Снова темнеет; пожарные свирели замолкли в городе и деревне; и облако дыма протягивается над городскими контурами, как бы огромной черной рукою.
Мое общество ограничивается отныне безличною беседою с книгами. Бальзак, пятьдесят томов которого были моим чтением за последние десять лет, сделался моим личным другом, никогда не надоедающим мне. Им не было создано никакого, так называемого, произведения искусства, особенно согласно современным понятиям, в которых искусство смешивается с литературою. Всё у него безыскусственно. У него никогда не видно композиции и я никогда не замечал его стиля. Он не играет словами, никогда не щеголяет ненужными картинами, относящимися, впрочем, к поэзии; но у него, напротив того, такое уверенное чувство формы, что содержание всегда получает ясное выражение, в точности соответствующее данному слову. Он пренебрегает прикрасами и действует непосредственно, как рассказчик в обществе, который то излагает событие, то вводит разговор действующих лиц, то комментирует и объясняет. И всё для него — история — современная ему история; любая, даже незначительная, личность выступает в освещении современной ему эпохи и, кроме того, имеет историю своего происхождения; и развитие её происходит при той или иной форме правления; это расширяет точку зрения и дает фон каждой фигуре.
Я изумляюсь непониманию, с которым писали о Бальзаке его современники. Этот верующий, простой, миролюбивый человек называется в учебниках, относящихся к годам моего студенчества, немилосердным физиологом, материалистом и т. и. Но еще больше парадокса в том, что физиолог Зола приветствовал Бальзака, как своего учителя и великого мастера. Ну, как понять это? То же самое происходит и с моим другим, литературным другом, — Гёте; в последнее время его толкуют на всевозможные лады, видят в нём преимущественно воскресителя язычества. Гёте, действительно прошел много стадий на своем жизненном пути; через Руссо, Канта, Шеллинга, Спинозу достигает он своей собственной точки зрения, которую можно назвать просветительно-философской. Он разрешил все вопросы, он так прост и ясен, что дитя может понять его. Но наступает время, когда пантеистические объяснения необъяснимого оказываются недостаточными. Семидесятилетнему старцу всё представляется своеобразным, замечательным, непонятным. Тогда выступает вперед мистик, и на помощь призывается сам Сведенборг. Но ничто не помогает. Фауст (второй части) склоняется перед Всемогущим, примиряется с жизнью, делается филантропом (возделывателем мха), наполовину социалистом и обожествляется со всеми атрибутами католической церкви, начиная с учения о страшном суде.
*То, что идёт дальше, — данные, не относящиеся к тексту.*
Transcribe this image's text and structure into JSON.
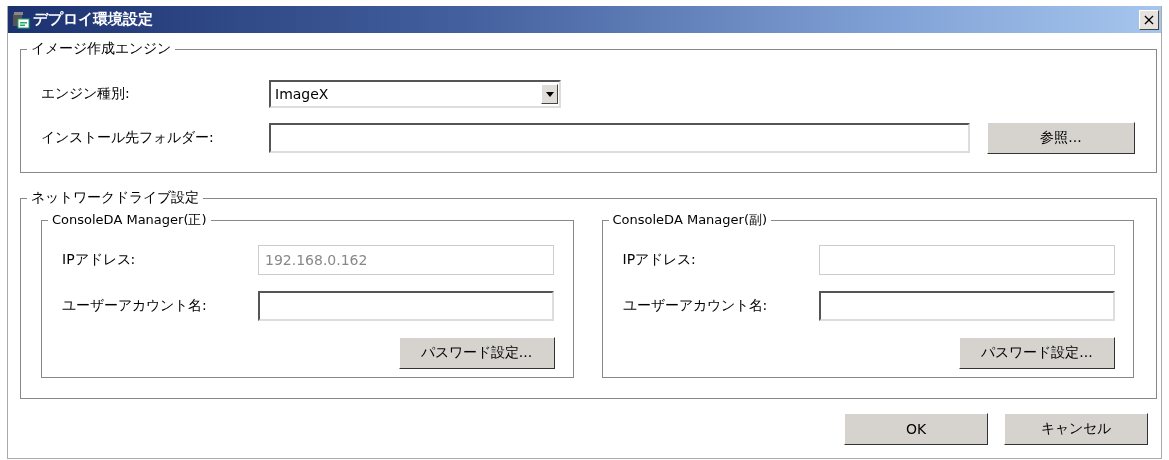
{
  "window": {
    "title": "デプロイ環境設定",
    "close": "×"
  },
  "image_engine": {
    "title": "イメージ作成エンジン",
    "engine_type": {
      "label": "エンジン種別:",
      "value": "ImageX"
    },
    "install_folder": {
      "label": "インストール先フォルダー:",
      "button": "参照..."
    }
  },
  "network_drive": {
    "title": "ネットワークドライブ設定",
    "managers": [
      {
        "title": "ConsoleDA Manager(正)",
        "ip": {
          "label": "IPアドレス:",
          "value": "192.168.0.162",
          "disabled": true
        },
        "account": {
          "label": "ユーザーアカウント名:",
          "disabled": false
        },
        "button": "パスワード設定..."
      },
      {
        "title": "ConsoleDA Manager(副)",
        "ip": {
          "label": "IPアドレス:",
          "disabled": true
        },
        "account": {
          "label": "ユーザーアカウント名:",
          "disabled": false
        },
        "button": "パスワード設定..."
      }
    ]
  },
  "buttons": [
    "OK",
    "キャンセル"
  ]
}
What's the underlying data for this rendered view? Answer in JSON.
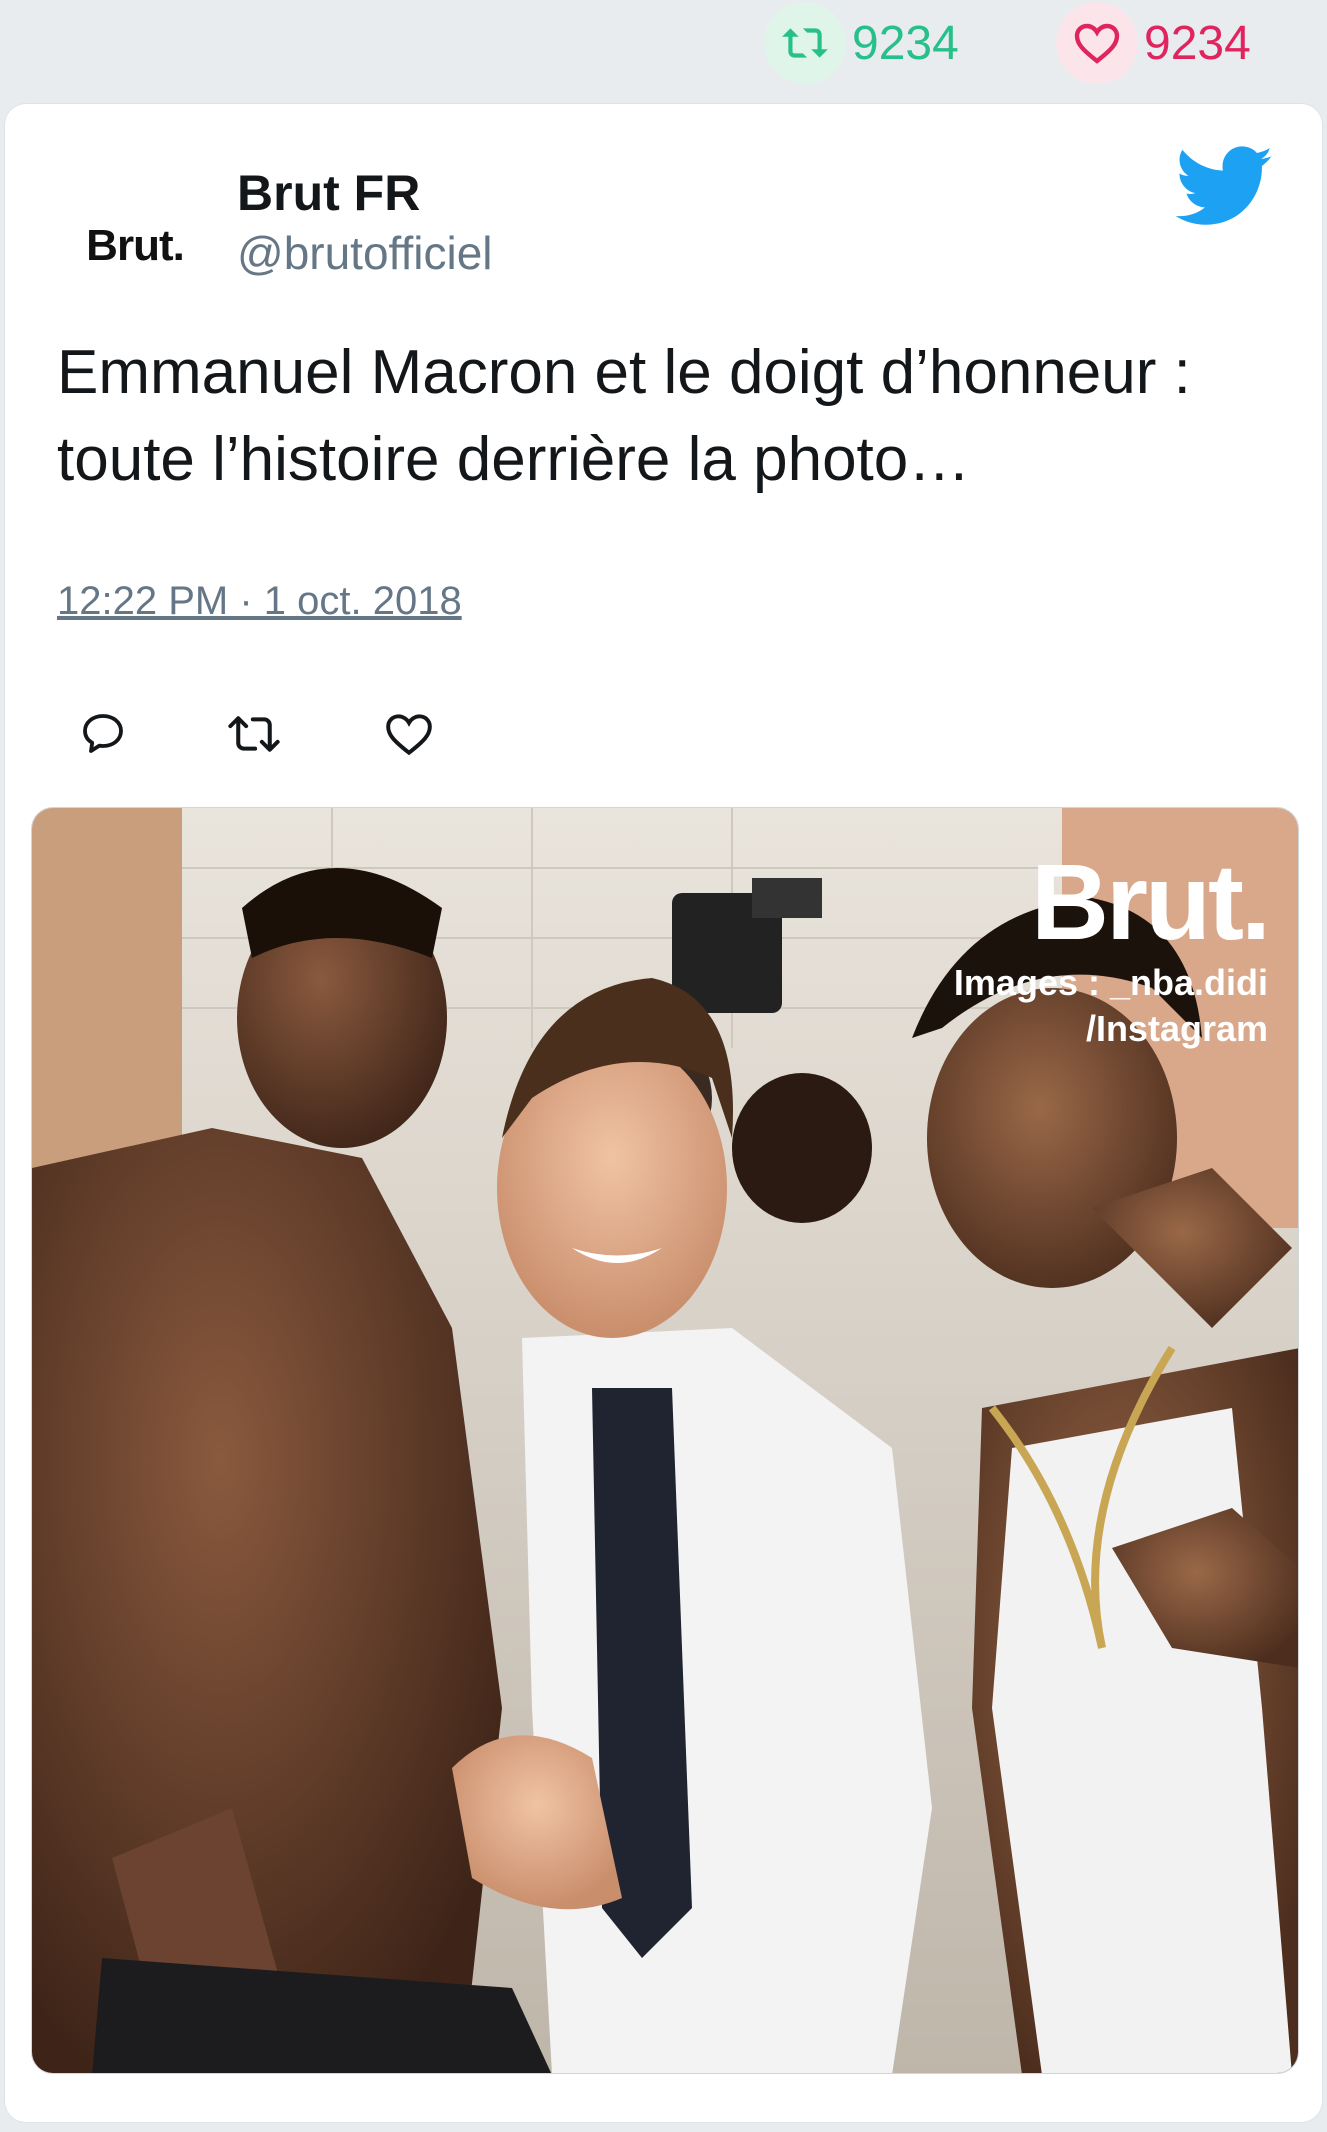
{
  "top_stats": {
    "retweets": "9234",
    "likes": "9234",
    "retweet_icon": "retweet-icon",
    "like_icon": "heart-icon"
  },
  "tweet": {
    "avatar_text": "Brut.",
    "display_name": "Brut FR",
    "handle": "@brutofficiel",
    "text": "Emmanuel Macron et le doigt d’honneur : toute l’histoire derrière la photo…",
    "timestamp": "12:22 PM · 1 oct. 2018",
    "platform_icon": "twitter-bird-icon",
    "actions": [
      "reply-icon",
      "retweet-icon",
      "heart-icon"
    ]
  },
  "media": {
    "watermark_logo": "Brut.",
    "watermark_credit_line1": "Images : _nba.didi",
    "watermark_credit_line2": "/Instagram"
  },
  "colors": {
    "background": "#e9ecef",
    "retweet_green": "#28c08a",
    "like_pink": "#e0245e",
    "twitter_blue": "#1da1f2",
    "muted_text": "#657786"
  }
}
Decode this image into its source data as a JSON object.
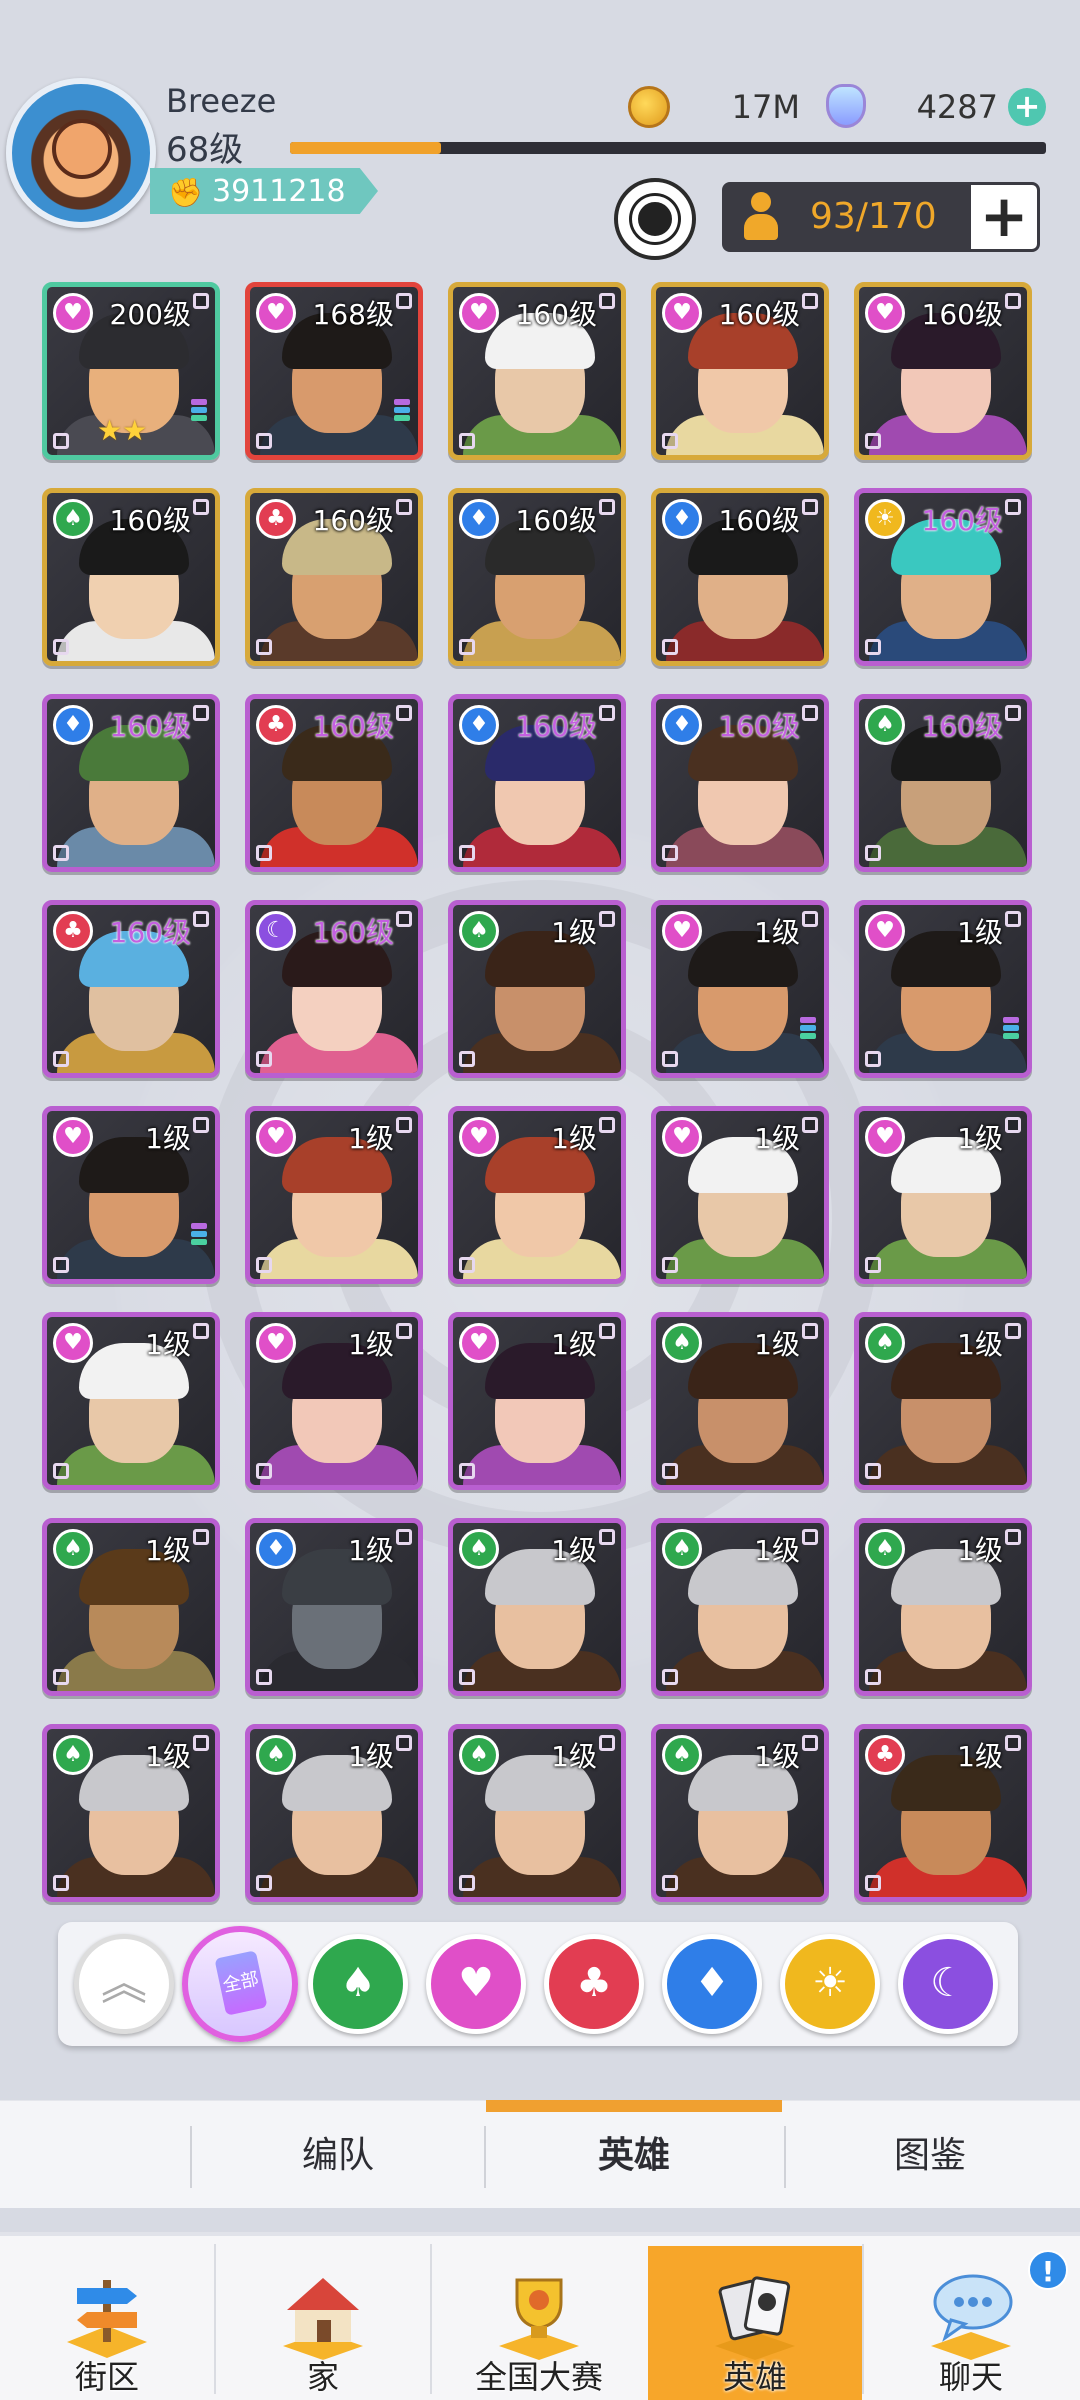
{
  "player": {
    "name": "Breeze",
    "level": "68级",
    "power": "3911218",
    "xp_progress": 0.2
  },
  "currency": {
    "coins": "17M",
    "gems": "4287",
    "add_symbol": "+"
  },
  "roster": {
    "count": "93/170",
    "add_symbol": "+"
  },
  "heroes": [
    {
      "level": "200级",
      "faction": "heart",
      "frame": "teal",
      "portrait": "armored-warrior",
      "stars": "★★",
      "bars": true
    },
    {
      "level": "168级",
      "faction": "heart",
      "frame": "red",
      "portrait": "tattooed-fighter",
      "bars": true
    },
    {
      "level": "160级",
      "faction": "heart",
      "frame": "gold",
      "portrait": "white-beard-sage"
    },
    {
      "level": "160级",
      "faction": "heart",
      "frame": "gold",
      "portrait": "red-hair-warrior"
    },
    {
      "level": "160级",
      "faction": "heart",
      "frame": "gold",
      "portrait": "purple-headband-lady"
    },
    {
      "level": "160级",
      "faction": "spade",
      "frame": "gold",
      "portrait": "white-robe-scholar"
    },
    {
      "level": "160级",
      "faction": "club",
      "frame": "gold",
      "portrait": "straw-hat-warrior"
    },
    {
      "level": "160级",
      "faction": "diamond",
      "frame": "gold",
      "portrait": "eye-patch-general"
    },
    {
      "level": "160级",
      "faction": "diamond",
      "frame": "gold",
      "portrait": "black-hat-officer"
    },
    {
      "level": "160级",
      "faction": "sun",
      "frame": "purple",
      "portrait": "cyan-hair-brawler"
    },
    {
      "level": "160级",
      "faction": "diamond",
      "frame": "purple",
      "portrait": "green-hair-tattooed"
    },
    {
      "level": "160级",
      "faction": "club",
      "frame": "purple",
      "portrait": "red-scarf-monkey"
    },
    {
      "level": "160级",
      "faction": "diamond",
      "frame": "purple",
      "portrait": "ninja-girl"
    },
    {
      "level": "160级",
      "faction": "diamond",
      "frame": "purple",
      "portrait": "brown-hair-girl"
    },
    {
      "level": "160级",
      "faction": "spade",
      "frame": "purple",
      "portrait": "green-swordsman"
    },
    {
      "level": "160级",
      "faction": "club",
      "frame": "purple",
      "portrait": "blue-hair-sage"
    },
    {
      "level": "160级",
      "faction": "moon",
      "frame": "purple",
      "portrait": "fan-lady"
    },
    {
      "level": "1级",
      "faction": "spade",
      "frame": "purple",
      "portrait": "bearded-brute"
    },
    {
      "level": "1级",
      "faction": "heart",
      "frame": "purple",
      "portrait": "tattooed-fighter",
      "bars": true
    },
    {
      "level": "1级",
      "faction": "heart",
      "frame": "purple",
      "portrait": "tattooed-fighter",
      "bars": true
    },
    {
      "level": "1级",
      "faction": "heart",
      "frame": "purple",
      "portrait": "tattooed-fighter",
      "bars": true
    },
    {
      "level": "1级",
      "faction": "heart",
      "frame": "purple",
      "portrait": "red-hair-warrior"
    },
    {
      "level": "1级",
      "faction": "heart",
      "frame": "purple",
      "portrait": "red-hair-warrior"
    },
    {
      "level": "1级",
      "faction": "heart",
      "frame": "purple",
      "portrait": "white-beard-sage"
    },
    {
      "level": "1级",
      "faction": "heart",
      "frame": "purple",
      "portrait": "white-beard-sage"
    },
    {
      "level": "1级",
      "faction": "heart",
      "frame": "purple",
      "portrait": "white-beard-sage"
    },
    {
      "level": "1级",
      "faction": "heart",
      "frame": "purple",
      "portrait": "purple-headband-lady"
    },
    {
      "level": "1级",
      "faction": "heart",
      "frame": "purple",
      "portrait": "purple-headband-lady"
    },
    {
      "level": "1级",
      "faction": "spade",
      "frame": "purple",
      "portrait": "bearded-brute"
    },
    {
      "level": "1级",
      "faction": "spade",
      "frame": "purple",
      "portrait": "bearded-brute"
    },
    {
      "level": "1级",
      "faction": "spade",
      "frame": "purple",
      "portrait": "goblin-shaman"
    },
    {
      "level": "1级",
      "faction": "diamond",
      "frame": "purple",
      "portrait": "wolf-warrior"
    },
    {
      "level": "1级",
      "faction": "spade",
      "frame": "purple",
      "portrait": "silver-hair-monk"
    },
    {
      "level": "1级",
      "faction": "spade",
      "frame": "purple",
      "portrait": "silver-hair-monk"
    },
    {
      "level": "1级",
      "faction": "spade",
      "frame": "purple",
      "portrait": "silver-hair-monk"
    },
    {
      "level": "1级",
      "faction": "spade",
      "frame": "purple",
      "portrait": "silver-hair-monk"
    },
    {
      "level": "1级",
      "faction": "spade",
      "frame": "purple",
      "portrait": "silver-hair-monk"
    },
    {
      "level": "1级",
      "faction": "spade",
      "frame": "purple",
      "portrait": "silver-hair-monk"
    },
    {
      "level": "1级",
      "faction": "spade",
      "frame": "purple",
      "portrait": "silver-hair-monk"
    },
    {
      "level": "1级",
      "faction": "club",
      "frame": "purple",
      "portrait": "red-scarf-monkey"
    }
  ],
  "filters": {
    "collapse_symbol": "︽",
    "all_label": "全部",
    "items": [
      {
        "name": "spade",
        "symbol": "♠",
        "color": "#2fa84e"
      },
      {
        "name": "heart",
        "symbol": "♥",
        "color": "#e04fc8"
      },
      {
        "name": "club",
        "symbol": "♣",
        "color": "#e23d52"
      },
      {
        "name": "diamond",
        "symbol": "♦",
        "color": "#2f7ee8"
      },
      {
        "name": "sun",
        "symbol": "☀",
        "color": "#f0b81e"
      },
      {
        "name": "moon",
        "symbol": "☾",
        "color": "#8b4fe0"
      }
    ]
  },
  "faction_colors": {
    "spade": "#2fa84e",
    "heart": "#e04fc8",
    "club": "#e23d52",
    "diamond": "#2f7ee8",
    "sun": "#f0b81e",
    "moon": "#8b4fe0"
  },
  "faction_symbols": {
    "spade": "♠",
    "heart": "♥",
    "club": "♣",
    "diamond": "♦",
    "sun": "☀",
    "moon": "☾"
  },
  "tabs": {
    "formation": "编队",
    "heroes": "英雄",
    "codex": "图鉴"
  },
  "bottom_nav": {
    "street": "街区",
    "home": "家",
    "tournament": "全国大赛",
    "heroes": "英雄",
    "chat": "聊天",
    "chat_badge": "!"
  }
}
Фауст первой части, выступающий в борьбе с Богом, как победоносный Савл, во второй части является побежденным Павлом. Таков мой Гёте! Но почти у всякого есть свой; я не могу понять, где находят в нём язычника; разве только в некоторых отрывках стихов, когда он щелкает духовенство или в «Прометее», где скованный сын бога, может быть, означает распятого, которого Зевс ненавидит в своем бессилии.
Нет, мне говорит вся жизнь Гёте и основанная на ней поэзия. Более пожилой друг поэта дал ему в период его роста ключ к его творчеству: «Твое стремление, твое настоящее направление — давать поэтический образ действительности. Другие старались осуществить так называемое поэтическое, воображаемое — но это создает лишь глупости».
Так рассказывает Гёте в одном месте «Из моей жизни». В другом месте говорит он сам: «Таким образом пошел я по этому направлению, отклониться от которого я никогда не мог, а именно: обращая в стих или образ всё, что радовало или мучило меня или занимало меня. Я всё это обсуждал сам с собою для того, чтобы обосновать свое понимание действительности и в то же время внести порядок и спокойствие в мой внутренний мир. Для обладания этим даром не требовалось лучшего, чем я, ибо моя природа всегда бросала меня из одной крайности в другую. Всё, что я издал, является, таким образом, отрывками одной большой исповеди, завершением которой служит эта книга (Из моей жизни)».
Удовольствие от чтения Гёте заключается для меня в легкость, с которою он касается всего, как будто он не может относиться с полною серьезностью к жизни, потому ли, что ей не достает реальности, или потому что она не заслуживает нашего сокрушения и наших слез. Далее, неустрашимость, с которою он подходит к божеству, чувствуя себя как бы в родстве с ним; его презрение к формам и условности; отсутствие у него готовых взглядов, его постоянный раст и молодость, благодаря чему он всегда — самый молодой, всегда во главе и впереди своего времени.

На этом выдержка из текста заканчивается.